5 ノイズ
「……剣聖様……死んじゃったと思って……」
「いや、俺も死んだと思ったんだけどさ」
切り株に腰掛け、ようやく落ち着いたミアに俺はリュックからペットボトルのアップルジュースを差し出す。
「何ですかこれ?」
「ジュース、飲み物だよ。喉乾いたろ? あ、開け方分かんないか」
ふたを開けて、ミアに差し出す。
「……いただきます……」
恐る恐る、という様子で口をつけたミアが、一口ごくりと飲み干すと、目を丸くした。
「何ですか……これ!」
え? そんなに驚く?
「こっちの世界、リンゴないの?」
「いえ……これは……」
ミアがペットボトルを傾けて、ごくごくとすごい勢いで飲み干すと、足下に置いていた杖を拾った。
「術式の使用回数が回復しています! 私、さっき、身を守るために「防御壁」を2回使ったのですが……うっ」
「どうした?!」
ミアがうずくまる。
何だ? やっぱり、別の世界の物は身体に合わないとか?
「お腹痛い……冷たいの一気に飲み過ぎました……」
……まぁ、喉乾いてたんだな。
***
「MP回復薬みたいなもんか」
「何ですかそれ?」
「いや、何でもない。じゃあ次来る時も持って来るわ」
ミアは、主に守護系と治療系、それから探索系の魔法を使えることが分かった。「壊れた者」に襲われた際も、自分の周囲に守護結界を張って攻撃をしのぎ、俺の傷も治療系魔法で回復してくれた、と。
身の回りに結界を張る「守護盾」(ランパル)は持続時間30分で日に5回。
治癒術の「回復」(ルメド)は、手の平程度の範囲を日に2回。
探索術の「探知」(センサー)は、聞いている限りだとおそらく半径1キロ程度の範囲の人間や「壊れた者」の活動反応を補足できて、日に3回。

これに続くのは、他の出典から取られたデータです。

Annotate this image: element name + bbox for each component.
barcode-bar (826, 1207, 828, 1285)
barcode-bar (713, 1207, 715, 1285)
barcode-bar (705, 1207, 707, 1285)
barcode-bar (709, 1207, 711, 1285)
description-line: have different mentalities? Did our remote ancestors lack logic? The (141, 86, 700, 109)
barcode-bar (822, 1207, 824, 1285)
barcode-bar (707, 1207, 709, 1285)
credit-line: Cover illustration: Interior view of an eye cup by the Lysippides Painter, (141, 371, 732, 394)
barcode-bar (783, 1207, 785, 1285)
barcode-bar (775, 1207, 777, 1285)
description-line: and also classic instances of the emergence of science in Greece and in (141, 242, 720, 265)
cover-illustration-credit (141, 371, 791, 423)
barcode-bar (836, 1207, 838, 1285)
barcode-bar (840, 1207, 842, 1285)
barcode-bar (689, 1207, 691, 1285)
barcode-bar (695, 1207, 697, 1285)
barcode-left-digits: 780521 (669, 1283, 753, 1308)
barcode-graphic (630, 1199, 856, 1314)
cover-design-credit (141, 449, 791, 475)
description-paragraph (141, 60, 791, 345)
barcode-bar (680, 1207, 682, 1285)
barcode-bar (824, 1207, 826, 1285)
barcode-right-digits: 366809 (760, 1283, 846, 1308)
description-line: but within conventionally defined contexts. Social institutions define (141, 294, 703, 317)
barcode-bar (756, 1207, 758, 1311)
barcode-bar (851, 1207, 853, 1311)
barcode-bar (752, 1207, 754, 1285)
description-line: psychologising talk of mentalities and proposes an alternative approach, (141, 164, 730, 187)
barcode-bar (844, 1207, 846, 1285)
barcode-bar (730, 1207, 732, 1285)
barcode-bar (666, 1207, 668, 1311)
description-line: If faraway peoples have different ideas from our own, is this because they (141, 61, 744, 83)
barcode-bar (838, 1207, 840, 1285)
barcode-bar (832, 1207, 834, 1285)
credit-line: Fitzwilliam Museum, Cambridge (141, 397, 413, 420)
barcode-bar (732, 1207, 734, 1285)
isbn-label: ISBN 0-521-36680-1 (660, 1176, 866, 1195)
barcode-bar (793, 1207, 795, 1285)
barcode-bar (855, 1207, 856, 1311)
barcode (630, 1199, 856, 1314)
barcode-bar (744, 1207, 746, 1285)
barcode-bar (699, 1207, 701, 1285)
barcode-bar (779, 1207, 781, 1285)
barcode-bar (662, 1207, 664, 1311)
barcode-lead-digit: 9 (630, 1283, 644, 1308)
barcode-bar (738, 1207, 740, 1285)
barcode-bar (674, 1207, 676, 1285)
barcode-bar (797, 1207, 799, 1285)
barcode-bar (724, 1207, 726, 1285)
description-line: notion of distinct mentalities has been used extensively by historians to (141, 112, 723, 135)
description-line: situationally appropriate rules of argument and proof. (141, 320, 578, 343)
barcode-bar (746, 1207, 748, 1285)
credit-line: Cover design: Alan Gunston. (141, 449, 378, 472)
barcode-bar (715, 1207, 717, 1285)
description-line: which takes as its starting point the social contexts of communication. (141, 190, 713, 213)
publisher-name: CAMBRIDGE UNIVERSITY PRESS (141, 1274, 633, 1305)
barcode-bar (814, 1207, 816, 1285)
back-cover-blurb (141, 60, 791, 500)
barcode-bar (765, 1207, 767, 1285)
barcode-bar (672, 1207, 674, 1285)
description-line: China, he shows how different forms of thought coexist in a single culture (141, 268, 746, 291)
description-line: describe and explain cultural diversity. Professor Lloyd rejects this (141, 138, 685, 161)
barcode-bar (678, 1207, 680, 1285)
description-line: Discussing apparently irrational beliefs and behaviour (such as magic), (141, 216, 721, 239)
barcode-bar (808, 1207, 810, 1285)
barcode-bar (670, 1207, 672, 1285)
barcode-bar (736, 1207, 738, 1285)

これがミアの限度で、6時間寝ると回数が全回復するそうな。
それが、リンゴジュース一本で完全回復したので、ミアは小躍りしていた。
「これならもっと遠くまで逃げられますよ! 「探知」しながら、「壊れた者」を避けて、人間を捜して……」
ミアの表情に、明らかに灯った希望の光。
「あ、でも剣聖様がいるなら、逃げなくても大丈夫?」
「俺が死ななきゃ、ね」
どうやら、俺が背中から心臓を貫かれた後、血を流しながら地面に溶けるように消えていったらしい。それから一日、ミアは「探知」(センサー)で「壊れた者」を避けながら、人間の反応を探して夜通し逃げていたらしい。ところどころで「守護盾」(ランパル)の結界を張って、仮眠をとりながら……。
にこやかにしているが、よく見るとかなり眠そうだ。
「俺、空から落ちてきたんだけど、あっちに小屋があった気がする。歩ける?」
「はい! 剣聖様が居れば安心です!」
……剣聖様……。悪くないけど、何かなぁ。
「俺、上月春祈っていう名前だから、剣聖様ってのもぎょうぎょうしいからさ」
「そう……ですか。ではハルキ……様?」
お。
なんかちょっと良いぞ。かわいい子に下の名前で呼ばれるのは、これはなかなか……。
「様はいいよ、呼びづらいだろ」
「え、失礼じゃないですか?」
「全然良いって、何か気を遣われてるみたいだし」
「ええ…? うーん……わ、わかりました……じゃあ、その……ハルキ、とお呼びします」
「うん、それで」
おー、良いぞ、何かやる気出てきたわ。
ふと、視線を感じた気がした。
空を見上げた。
昼間の青い空。
白い三日月が、二つ。
「月が二つあるぞ?」
「月? 二つ? シャグナとヤナムのことですか?」
同じ方向を見たミアが、聞き慣れない単語を発した。
「昼間も見えるんですけど、夜になると光って綺麗ですよ。この星の周りを回っているんです」
へー。
あ、この世界も、星とか宇宙の概念が通じるんだ。
ミアの格好をみる限りファンタジーっぽいけど、案外、文明が進んでるのか?
てか、そう言えば、言葉が通じてるけど、俺、日本語しゃべってるし、ミアも日本語だよな?
☆☆☆
一瞬。
頭の中を、視界を、何か、ノイズのようなものが走ったような気がした。
☆☆☆
「どうかされました?」
「ん? いや、何でもない」
……まぁ、いいか。追々、ミアに教えてもらおう。